O problema é que na modernidade líquida surge a ânsia pelo excesso de controle, pois, em virtude do esvaziamento das relações humanas e sociais, há uma insegurança nata que promove uma busca incessante por segurança e vigilância do eu e do outro. Queremos controlar tudo e todos e, com efeito, apostamos todas as fichas no único destes instrumentos que é cogente e obrigatório, qual seja, o Direito.

Daí advém uma sensação saudosista, tão difundida por nossos avós de que antigamente as coisas funcionavam bem, não havia violência, as pessoas se respeitavam, as instituições eram fortes etc. Todavia, na verdade, o Direito nunca foi perfeito, nem mesmo as normas jurídicas são a tábua de salvação social.

O que se tinha outrora era o sentimento de pertencimento, o qual gera a observância das regras sociais e fortalece o sentido de comunidade, fazendo com que o Direito fosse muito pouco utilizado.

Na realidade, os outros instrumentos de controle social é que eram fortes e funcionavam, em virtude da solidez das relações humanas. Acabar uma amizade era difícil, as más condutas eram socialmente rechaçadas e não toleradas, a palavra tinha muito peso e valor e “sair da linha” era moralmente errado e coibido. Na era digital, tudo se esfacelou e para acabar com uma amizade, por exemplo, basta um clique. Os diversos “cliques” em um ambiente de liquidez social romperam com o senso de pertencimento, promovendo a fratura da ideia de comunidade.

Hoje, ao contrário, há uma inflação legislativa que se pretende controlar toda a vida privada e pública, com uma ingerência estatal cada vez mais expansiva, mas sem qualquer efetividade. E por quê? Não adianta ter norma jurídica se não reflete os ditames e comportamentos sociais.

O excesso de normas jurídicas e a sua impossibilidade de aplicação pelos órgãos estatais geram uma banalização do Direito, com a inobservância de seus ditames pela sociedade, culminando com impunidade, falta de fiscalização e o senso comum de sua ineficácia e inefetividade, ou seja, estamos diante de um (des)controle social gerado pela paranoia do excesso de controle.

E como mudar isso? O primeiro passo é retirar do Direito a responsabilidade única como solução para todos os problemas sociais. Aliás, o Direito é o menos efetivo de todos os instrumentos de controle social em termos de eficácia e efetividade, mesmo sendo cogente e obrigatório.

Isso porque, além de não conseguir abarcar toda a criatividade social, não deixa de ser uma forma de violência, já que seu principal fundamento é a aplicação de uma sanção. O segundo passo seria uma redução drástica das normas jurídicas, para regular apenas aqueles fatos realmente necessários ao convívio social, ou seja, quebrar a ideia de banalização das normas jurídicas, evitando a burocracia burra e diminuindo a corrupção (lembre-se: a corrupção surge pela venda da facilidade, a fim de contornar a burocracia).

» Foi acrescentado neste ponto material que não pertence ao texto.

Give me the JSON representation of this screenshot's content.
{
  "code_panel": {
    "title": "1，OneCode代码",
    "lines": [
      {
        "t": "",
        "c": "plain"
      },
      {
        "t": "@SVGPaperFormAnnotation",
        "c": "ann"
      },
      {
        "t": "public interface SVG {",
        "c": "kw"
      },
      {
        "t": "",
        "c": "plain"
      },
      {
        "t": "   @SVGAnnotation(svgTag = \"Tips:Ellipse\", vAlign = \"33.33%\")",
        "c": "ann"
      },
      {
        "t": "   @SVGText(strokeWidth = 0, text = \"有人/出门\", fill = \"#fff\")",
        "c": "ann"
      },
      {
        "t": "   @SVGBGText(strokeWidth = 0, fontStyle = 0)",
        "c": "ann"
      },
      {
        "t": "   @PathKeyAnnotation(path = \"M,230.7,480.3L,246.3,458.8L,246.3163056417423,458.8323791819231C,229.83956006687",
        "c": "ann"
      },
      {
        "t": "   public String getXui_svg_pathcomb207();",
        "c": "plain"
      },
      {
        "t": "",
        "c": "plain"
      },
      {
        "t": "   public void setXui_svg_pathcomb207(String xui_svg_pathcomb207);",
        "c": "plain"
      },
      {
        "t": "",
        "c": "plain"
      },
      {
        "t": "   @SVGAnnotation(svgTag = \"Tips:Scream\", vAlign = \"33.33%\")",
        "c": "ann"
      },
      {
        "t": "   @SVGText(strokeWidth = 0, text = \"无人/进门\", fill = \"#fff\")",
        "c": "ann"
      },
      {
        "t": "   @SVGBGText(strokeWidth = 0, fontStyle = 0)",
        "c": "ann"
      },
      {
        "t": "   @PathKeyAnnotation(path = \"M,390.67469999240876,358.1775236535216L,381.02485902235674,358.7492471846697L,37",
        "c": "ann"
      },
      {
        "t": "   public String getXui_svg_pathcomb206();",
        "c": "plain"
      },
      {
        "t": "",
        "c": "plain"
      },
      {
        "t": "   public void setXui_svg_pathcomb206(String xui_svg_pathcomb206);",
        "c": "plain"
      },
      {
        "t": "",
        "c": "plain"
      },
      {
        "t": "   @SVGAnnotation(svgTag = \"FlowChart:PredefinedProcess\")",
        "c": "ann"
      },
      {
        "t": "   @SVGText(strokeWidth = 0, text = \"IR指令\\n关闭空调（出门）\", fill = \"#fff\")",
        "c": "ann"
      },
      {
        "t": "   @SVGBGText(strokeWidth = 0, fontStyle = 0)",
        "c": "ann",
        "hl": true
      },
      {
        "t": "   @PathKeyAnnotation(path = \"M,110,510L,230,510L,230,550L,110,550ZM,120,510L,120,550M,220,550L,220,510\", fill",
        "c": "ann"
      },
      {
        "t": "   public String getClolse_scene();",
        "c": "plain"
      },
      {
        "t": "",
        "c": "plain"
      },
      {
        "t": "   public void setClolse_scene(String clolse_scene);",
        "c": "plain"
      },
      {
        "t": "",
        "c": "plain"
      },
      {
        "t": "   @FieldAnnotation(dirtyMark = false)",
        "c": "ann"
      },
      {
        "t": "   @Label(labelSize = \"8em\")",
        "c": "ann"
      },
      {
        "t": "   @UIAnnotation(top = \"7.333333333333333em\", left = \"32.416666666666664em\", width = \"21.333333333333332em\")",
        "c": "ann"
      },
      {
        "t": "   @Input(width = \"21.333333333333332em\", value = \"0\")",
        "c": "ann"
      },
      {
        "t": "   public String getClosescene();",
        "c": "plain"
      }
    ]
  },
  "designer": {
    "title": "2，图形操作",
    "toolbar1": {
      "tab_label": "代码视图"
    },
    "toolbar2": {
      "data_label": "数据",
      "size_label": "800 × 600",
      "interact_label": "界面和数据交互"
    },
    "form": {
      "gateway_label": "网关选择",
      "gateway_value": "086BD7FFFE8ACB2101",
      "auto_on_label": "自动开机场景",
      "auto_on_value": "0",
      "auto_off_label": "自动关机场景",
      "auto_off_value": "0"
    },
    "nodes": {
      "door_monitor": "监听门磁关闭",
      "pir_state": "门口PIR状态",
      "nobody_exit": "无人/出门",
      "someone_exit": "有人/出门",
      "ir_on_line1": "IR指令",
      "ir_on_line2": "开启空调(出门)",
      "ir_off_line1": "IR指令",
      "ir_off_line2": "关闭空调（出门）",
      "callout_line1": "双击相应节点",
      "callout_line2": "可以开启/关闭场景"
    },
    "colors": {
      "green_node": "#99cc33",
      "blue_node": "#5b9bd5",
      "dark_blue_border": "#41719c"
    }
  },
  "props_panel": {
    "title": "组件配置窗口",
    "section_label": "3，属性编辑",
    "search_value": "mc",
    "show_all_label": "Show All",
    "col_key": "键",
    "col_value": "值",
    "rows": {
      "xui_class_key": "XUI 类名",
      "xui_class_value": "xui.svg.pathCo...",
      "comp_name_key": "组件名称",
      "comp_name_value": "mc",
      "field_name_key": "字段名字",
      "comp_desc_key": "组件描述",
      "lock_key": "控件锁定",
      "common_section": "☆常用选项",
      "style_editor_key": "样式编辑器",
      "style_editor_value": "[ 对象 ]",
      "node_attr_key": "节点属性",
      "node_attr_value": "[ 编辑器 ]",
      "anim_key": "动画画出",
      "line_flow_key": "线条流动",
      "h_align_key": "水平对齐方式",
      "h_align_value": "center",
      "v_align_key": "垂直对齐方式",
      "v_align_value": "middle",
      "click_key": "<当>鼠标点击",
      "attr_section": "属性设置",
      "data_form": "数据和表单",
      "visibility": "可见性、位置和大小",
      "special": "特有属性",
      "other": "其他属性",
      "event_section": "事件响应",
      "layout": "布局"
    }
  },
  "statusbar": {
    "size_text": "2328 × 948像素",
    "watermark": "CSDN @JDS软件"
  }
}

E, por fim, e como terceiro passo, resgatar os demais instrumentos de controle social como incentivo ao cumprimento das normas de convívio social, fortalecendo as instituições através do fomento e multiplicação das condutas éticas, transparentes, morais, a fim de que se solidifiquem as relações humanas, pois só assim vamos diminuir os efeitos da liquidez da modernidade e resgatar o Direito das profundezas do seu (des)controle, ou seja, é preciso que se retome o constante diálogo entre as diversas fontes sociais, mesmo que seja através de uma silenciosa alteração da teia social pelos “novos e sólidos” vínculos sociais e humanos que aqui se propõe. Como diria Carlos Drummond de Andrade: “Escolhe teu diálogo e tua melhor palavra ou teu melhor silêncio. Mesmo no silêncio e com o silêncio dialogamos”.